# ADS 509 Module 1: APIs and Web Scraping

This notebook has two parts. In the first part, you will scrape lyrics from AZLyrics.com. In the second part, you'll run code that verifies the completeness of your data pull.

For this assignment you have chosen two musical artists who have at least 20 songs with lyrics on AZLyrics.com. We start with pulling some information and analyzing them.

## Import Libraries

In [1]:
import os
import datetime
import re
import shutil

# for the lyrics scrape section
import requests
import time
from bs4 import BeautifulSoup
from collections import defaultdict, Counter
import random

In [2]:
artists = {
    'mac miller': "https://www.azlyrics.com/m/macmiller.html",
    'pop smoke': "https://www.azlyrics.com/p/popsmoke.html"
}

## A Note on Rate Limiting

The lyrics site, www.azlyrics.com, does not have an explicit maximum on number of requests in any one time, but in our testing it appears that too many requests in too short a time will cause the site to stop returning lyrics pages.

In [3]:
lyrics_pages = defaultdict(list)

for artist, artist_page in artists.items():
    r = requests.get(artist_page)
    time.sleep(5 + 10 * random.random())
    soup = BeautifulSoup(r.text, "html.parser")

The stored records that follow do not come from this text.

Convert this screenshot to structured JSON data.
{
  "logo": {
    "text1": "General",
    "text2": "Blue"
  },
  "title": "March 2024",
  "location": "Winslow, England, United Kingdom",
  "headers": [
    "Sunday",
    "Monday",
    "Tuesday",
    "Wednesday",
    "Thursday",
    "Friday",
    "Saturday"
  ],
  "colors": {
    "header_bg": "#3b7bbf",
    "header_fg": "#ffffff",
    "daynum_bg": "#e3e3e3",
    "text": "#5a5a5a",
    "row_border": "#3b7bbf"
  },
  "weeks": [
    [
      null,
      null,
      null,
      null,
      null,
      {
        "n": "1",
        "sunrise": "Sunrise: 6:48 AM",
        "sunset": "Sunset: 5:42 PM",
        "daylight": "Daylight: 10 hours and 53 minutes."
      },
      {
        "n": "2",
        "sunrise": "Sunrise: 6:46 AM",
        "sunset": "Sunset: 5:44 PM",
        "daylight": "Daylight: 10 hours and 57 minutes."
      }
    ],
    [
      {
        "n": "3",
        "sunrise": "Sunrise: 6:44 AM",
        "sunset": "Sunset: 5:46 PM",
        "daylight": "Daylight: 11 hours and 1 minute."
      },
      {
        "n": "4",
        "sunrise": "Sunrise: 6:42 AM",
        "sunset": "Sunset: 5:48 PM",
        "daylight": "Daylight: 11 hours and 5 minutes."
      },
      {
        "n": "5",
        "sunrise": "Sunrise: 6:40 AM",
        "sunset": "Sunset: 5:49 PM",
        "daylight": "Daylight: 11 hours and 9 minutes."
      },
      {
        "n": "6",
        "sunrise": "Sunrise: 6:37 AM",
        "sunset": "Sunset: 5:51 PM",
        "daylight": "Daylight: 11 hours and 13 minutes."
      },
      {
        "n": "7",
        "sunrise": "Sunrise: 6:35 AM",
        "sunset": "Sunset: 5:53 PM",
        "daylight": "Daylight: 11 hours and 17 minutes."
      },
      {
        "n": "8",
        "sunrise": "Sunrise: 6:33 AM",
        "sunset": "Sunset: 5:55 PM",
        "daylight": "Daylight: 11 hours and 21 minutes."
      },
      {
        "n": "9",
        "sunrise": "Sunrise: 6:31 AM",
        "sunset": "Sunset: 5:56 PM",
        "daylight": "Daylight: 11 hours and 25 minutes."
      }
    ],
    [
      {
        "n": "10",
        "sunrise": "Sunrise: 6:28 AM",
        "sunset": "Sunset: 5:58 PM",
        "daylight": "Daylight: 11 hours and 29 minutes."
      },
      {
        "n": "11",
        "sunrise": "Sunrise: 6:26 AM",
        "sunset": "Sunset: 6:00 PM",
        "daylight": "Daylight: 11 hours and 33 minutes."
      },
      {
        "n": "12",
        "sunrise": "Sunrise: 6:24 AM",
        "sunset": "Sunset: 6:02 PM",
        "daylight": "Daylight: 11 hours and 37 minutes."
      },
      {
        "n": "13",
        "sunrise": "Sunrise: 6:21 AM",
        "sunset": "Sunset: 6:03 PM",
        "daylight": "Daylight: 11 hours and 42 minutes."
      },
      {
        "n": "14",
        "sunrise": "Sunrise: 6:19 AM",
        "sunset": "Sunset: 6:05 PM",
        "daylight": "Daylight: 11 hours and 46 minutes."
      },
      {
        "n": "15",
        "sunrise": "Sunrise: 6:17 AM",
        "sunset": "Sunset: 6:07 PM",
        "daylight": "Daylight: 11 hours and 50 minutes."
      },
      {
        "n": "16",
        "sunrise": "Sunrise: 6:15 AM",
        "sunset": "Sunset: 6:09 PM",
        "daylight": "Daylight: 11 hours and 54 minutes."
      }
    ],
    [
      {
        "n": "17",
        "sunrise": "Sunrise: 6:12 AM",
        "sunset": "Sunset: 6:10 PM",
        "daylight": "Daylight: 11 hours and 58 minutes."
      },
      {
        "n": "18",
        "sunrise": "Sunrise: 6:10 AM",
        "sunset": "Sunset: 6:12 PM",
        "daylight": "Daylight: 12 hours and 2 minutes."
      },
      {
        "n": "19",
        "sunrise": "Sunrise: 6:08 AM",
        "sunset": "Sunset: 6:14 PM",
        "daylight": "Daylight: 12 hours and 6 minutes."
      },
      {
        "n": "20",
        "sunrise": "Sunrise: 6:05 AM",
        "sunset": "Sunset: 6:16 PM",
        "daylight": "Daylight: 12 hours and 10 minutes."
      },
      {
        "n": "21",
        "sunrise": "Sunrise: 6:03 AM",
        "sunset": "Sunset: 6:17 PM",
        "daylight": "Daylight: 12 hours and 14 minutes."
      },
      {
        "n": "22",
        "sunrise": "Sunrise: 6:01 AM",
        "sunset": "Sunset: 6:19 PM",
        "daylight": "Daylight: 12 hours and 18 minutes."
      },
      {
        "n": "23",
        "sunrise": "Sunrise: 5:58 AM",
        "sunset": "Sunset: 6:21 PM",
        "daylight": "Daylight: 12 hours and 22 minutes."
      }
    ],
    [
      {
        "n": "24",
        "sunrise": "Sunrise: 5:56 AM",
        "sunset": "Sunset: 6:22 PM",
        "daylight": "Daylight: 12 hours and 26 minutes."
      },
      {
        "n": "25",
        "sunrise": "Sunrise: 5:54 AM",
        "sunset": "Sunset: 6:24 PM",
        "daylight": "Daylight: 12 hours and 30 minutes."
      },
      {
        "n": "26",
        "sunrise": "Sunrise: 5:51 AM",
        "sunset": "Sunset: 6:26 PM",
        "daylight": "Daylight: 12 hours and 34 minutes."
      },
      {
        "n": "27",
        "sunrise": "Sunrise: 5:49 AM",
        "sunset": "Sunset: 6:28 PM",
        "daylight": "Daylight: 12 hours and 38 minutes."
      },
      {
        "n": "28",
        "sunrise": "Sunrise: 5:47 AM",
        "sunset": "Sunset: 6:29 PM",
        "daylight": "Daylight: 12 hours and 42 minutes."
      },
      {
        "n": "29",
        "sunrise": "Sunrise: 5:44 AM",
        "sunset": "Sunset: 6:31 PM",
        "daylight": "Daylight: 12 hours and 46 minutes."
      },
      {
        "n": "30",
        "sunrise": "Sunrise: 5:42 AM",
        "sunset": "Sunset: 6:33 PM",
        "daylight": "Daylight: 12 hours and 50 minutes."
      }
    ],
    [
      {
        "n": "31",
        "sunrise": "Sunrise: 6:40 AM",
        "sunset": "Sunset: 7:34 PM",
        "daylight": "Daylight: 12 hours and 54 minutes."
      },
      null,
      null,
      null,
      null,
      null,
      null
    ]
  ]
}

    for link in soup.select("div.listalbum-item a[href]"):
        href = link["href"]
        if href.startswith("/lyrics/"):
            full_link = "https://www.azlyrics.com" + href
            lyrics_pages[artist].append(full_link)

In [4]:
for artist, lp in lyrics_pages.items():
    assert(len(set(lp)) > 20)

In [5]:
for artist, links in lyrics_pages.items():
    print(f"For {artist} we have {len(links)}.")
    print(f"The full pull will take for this artist will take {round(len(links)*10/3600,2)} hours.")

For mac miller we have 310.
The full pull will take for this artist will take 0.86 hours.
For pop smoke we have 106.
The full pull will take for this artist will take 0.29 hours.


In [6]:
def generate_filename_from_link(link):
    if not link:
        return None

    name = link.replace("https","").replace("http","")
    name = name.replace(".html","")
    name = name.replace("/lyrics/","")
    name = name.replace("://","").replace(".","_").replace("/","_")
    name = name + ".txt"
    return name

In [7]:
if os.path.isdir("lyrics"):
    shutil.rmtree("lyrics/")

os.mkdir("lyrics")

In [8]:
url_stub = "https://www.azlyrics.com"
start = time.time()

total_pages = 0

for artist in lyrics_pages:
    folder = f"lyrics/{artist}"
    os.makedirs(folder, exist_ok=True)

    for link in lyrics_pages[artist][:20]:
        try:
            r = requests.get(link)
            time.sleep(5 + 10 * random.random())

            soup = BeautifulSoup(r.text, "html.parser")
            title = soup.find("title").get_text(strip=True)
            divs = soup.find_all("div", class_=False, id=False)
            lyrics = divs[0].get_text(separator="\n").strip()

            filename = generate_filename_from_link(link)
            filepath = os.path.join(folder, filename)

            with open(filepath, "w", encoding="utf-8") as f:
                f.write(title + "\n\n" + lyrics)

            total_pages += 1

        except Exception as e:
            print(f"Failed to get {link} for {artist}: {e}")

In [9]:
print(f"Total run time was {round((time.time() - start)/3600, 2)} hours.")

Total run time was 0.12 hours.


In [10]:
def words(text):
    return re.findall(r'\w+', text.lower())

In [11]:
artist_folders = os.listdir("lyrics/")
artist_folders = [f for f in artist_folders if os.path.isdir("lyrics/" + f)]

for artist in artist_folders:
    artist_files = os.listdir("lyrics/" + artist)
    artist_files = [f for f in artist_files if 'txt' in f or 'csv' in f or 'tsv' in f]

    print(f"For {artist} we have {len(artist_files)} files.")

    artist_words = []

    for f_name in artist_files:
        with open("lyrics/" + artist + "/" + f_name, encoding="utf-8") as infile:
            artist_words.extend(words(infile.read()))

    print(f"For {artist} we have roughly {len(artist_words)} words, {len(set(artist_words))} are unique.")

For mac miller we have 20 files.
For mac miller we have roughly 12582 words, 1835 are unique.
For pop smoke we have 20 files.
For pop smoke we have roughly 9296 words, 1358 are unique.